RESEARCH
RESEARCH
The traditional power system was designed to generate electricity at centralized power plants and deliver it to consumers through transmission and distribution networks. As a result, only the transmission system contained power resources capable of participating in the power market.
Recently, however, the proliferation of small-scale Distributed Energy Resources (DERs) within the distribution system has introduced new opportunities for market participation. These distributed resources, which are steadily increasing, also bring challenges related to their volatility and uncertainty. A significant issue is the lack of a dedicated entity to monitor and address physical problems caused by these DERs, such as overvoltage and capacity overloads.
To address these technical challenges, the establishment of a Distribution System Operator (DSO) has become essential for ensuring the reliable and efficient operation of distribution systems.
Traditionally, meters were used only for billing purposes. However, with the advent of Advanced Metering Infrastructure (AMI), vast amounts of data are now being collected. This data, when combined with advanced machine learning techniques, can significantly reduce modeling errors in the power distribution system.

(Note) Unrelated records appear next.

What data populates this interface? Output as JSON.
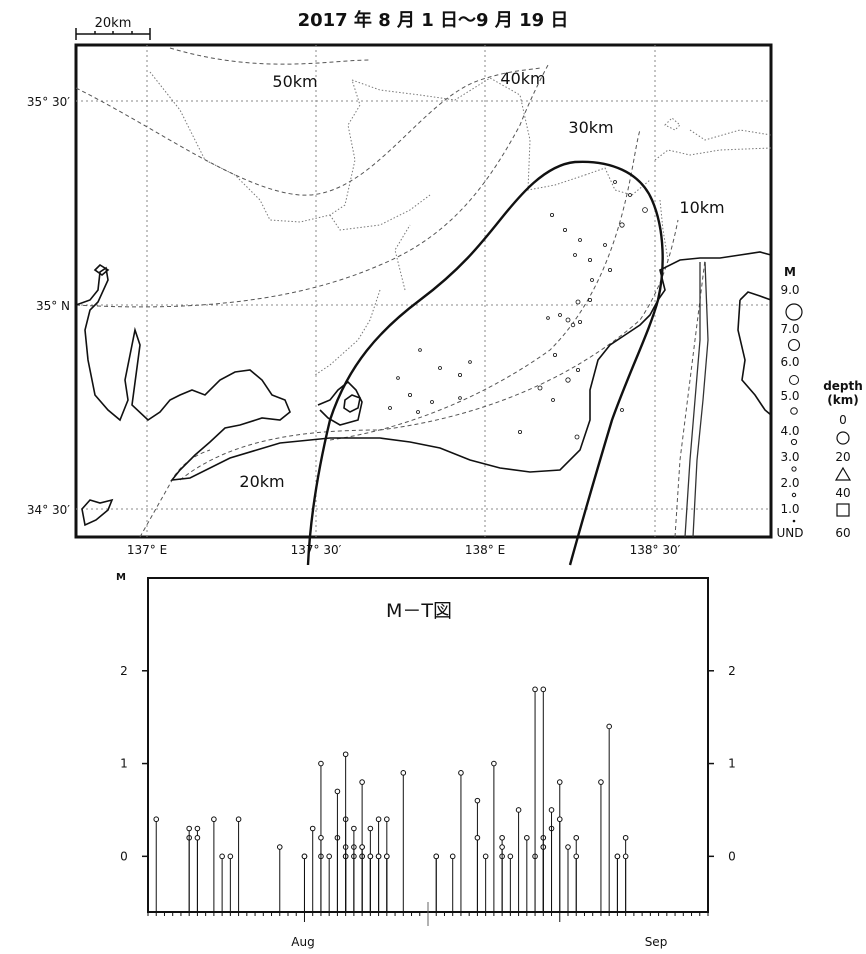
{
  "title": "2017 年 8 月 1 日～9 月 19 日",
  "scale_label": "20km",
  "map": {
    "lat_labels": [
      "35° 30′",
      "35° N",
      "34° 30′"
    ],
    "lon_labels": [
      "137° E",
      "137° 30′",
      "138° E",
      "138° 30′"
    ],
    "distance_labels": [
      "50km",
      "40km",
      "30km",
      "10km",
      "20km"
    ]
  },
  "legend": {
    "magnitude_header": "M",
    "magnitudes": [
      "9.0",
      "7.0",
      "6.0",
      "5.0",
      "4.0",
      "3.0",
      "2.0",
      "1.0",
      "UND"
    ],
    "depth_header": "depth",
    "depth_unit": "(km)",
    "depths": [
      "0",
      "20",
      "40",
      "60"
    ]
  },
  "mt_chart": {
    "title": "M－T図",
    "axis_label": "M",
    "y_ticks": [
      "0",
      "1",
      "2"
    ],
    "x_labels": [
      "Aug",
      "Sep"
    ]
  },
  "chart_data": {
    "type": "scatter",
    "title": "M－T図",
    "xlabel": "",
    "ylabel": "M",
    "ylim": [
      -0.6,
      3
    ],
    "x_range": [
      "2017-07-13",
      "2017-09-19"
    ],
    "x_tick_labels": [
      "Aug",
      "Sep"
    ],
    "x": [
      "2017-07-14",
      "2017-07-18",
      "2017-07-18",
      "2017-07-19",
      "2017-07-19",
      "2017-07-21",
      "2017-07-22",
      "2017-07-23",
      "2017-07-24",
      "2017-07-29",
      "2017-08-01",
      "2017-08-01",
      "2017-08-02",
      "2017-08-03",
      "2017-08-03",
      "2017-08-03",
      "2017-08-04",
      "2017-08-05",
      "2017-08-05",
      "2017-08-06",
      "2017-08-06",
      "2017-08-06",
      "2017-08-06",
      "2017-08-06",
      "2017-08-07",
      "2017-08-07",
      "2017-08-07",
      "2017-08-08",
      "2017-08-08",
      "2017-08-08",
      "2017-08-08",
      "2017-08-08",
      "2017-08-09",
      "2017-08-09",
      "2017-08-09",
      "2017-08-10",
      "2017-08-10",
      "2017-08-10",
      "2017-08-11",
      "2017-08-11",
      "2017-08-11",
      "2017-08-13",
      "2017-08-17",
      "2017-08-17",
      "2017-08-19",
      "2017-08-20",
      "2017-08-22",
      "2017-08-22",
      "2017-08-23",
      "2017-08-24",
      "2017-08-25",
      "2017-08-25",
      "2017-08-25",
      "2017-08-26",
      "2017-08-27",
      "2017-08-28",
      "2017-08-29",
      "2017-08-29",
      "2017-08-30",
      "2017-08-30",
      "2017-08-30",
      "2017-08-30",
      "2017-08-31",
      "2017-08-31",
      "2017-09-01",
      "2017-09-01",
      "2017-09-02",
      "2017-09-03",
      "2017-09-03",
      "2017-09-06",
      "2017-09-07",
      "2017-09-08",
      "2017-09-08",
      "2017-09-09",
      "2017-09-09"
    ],
    "values": [
      0.4,
      0.2,
      0.3,
      0.3,
      0.2,
      0.4,
      0.0,
      0.0,
      0.4,
      0.1,
      0.0,
      0.0,
      0.3,
      0.0,
      1.0,
      0.2,
      0.0,
      0.2,
      0.7,
      0.4,
      0.0,
      0.0,
      0.1,
      1.1,
      0.0,
      0.1,
      0.3,
      0.0,
      0.0,
      0.1,
      0.8,
      0.1,
      0.0,
      0.3,
      0.0,
      0.0,
      0.4,
      0.0,
      0.0,
      0.4,
      0.0,
      0.9,
      0.0,
      0.0,
      0.0,
      0.9,
      0.6,
      0.2,
      0.0,
      1.0,
      0.2,
      0.0,
      0.1,
      0.0,
      0.5,
      0.2,
      0.0,
      1.8,
      0.1,
      0.2,
      0.1,
      1.8,
      0.3,
      0.5,
      0.8,
      0.4,
      0.1,
      0.2,
      0.0,
      0.8,
      1.4,
      0.0,
      0.0,
      0.2,
      0.0
    ]
  }
}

AMI data serves a variety of purposes, including:
Phase Identification: Determining the phase to which each meter is connected.
Transformer - Meter Pairing Identification: Identifying the connections between distribution transformers and customers.
Parameter Estimation: Estimating the type and length of customer service lines.
Topology Identification: Mapping the configuration of the distribution system from feeders to end-users.
These applications demonstrate the transformative potential of AMI in enhancing the accuracy and efficiency of distribution system management.
Missing data is a common issue in load profile processing for distribution systems, often caused by temporary communication losses. Analysis of real-world smart meter data (e.g., from Pecan Street and utilities like Duke Energy) reveals that ~70% of missing data segments are under 4 hours, making their restoration critical for enhancing data quality. Improved data quality supports downstream tasks like load forecasting, non-intrusive load monitoring, and load pattern analysis.
Additionally, demand response (DR) baseline estimation can be treated as a special case of missing data restoration. For instance, during Conservation Voltage Reduction (CVR) events, utilities reduce substation voltage to lower peak loads. Estimating the "would have been" load baseline during such events involves restoring missing data for the CVR period, based on pre- and post-event load profiles. Accurate baseline estimation is vital for evaluating DR performance and benefits load service providers by enhancing system analysis and planning.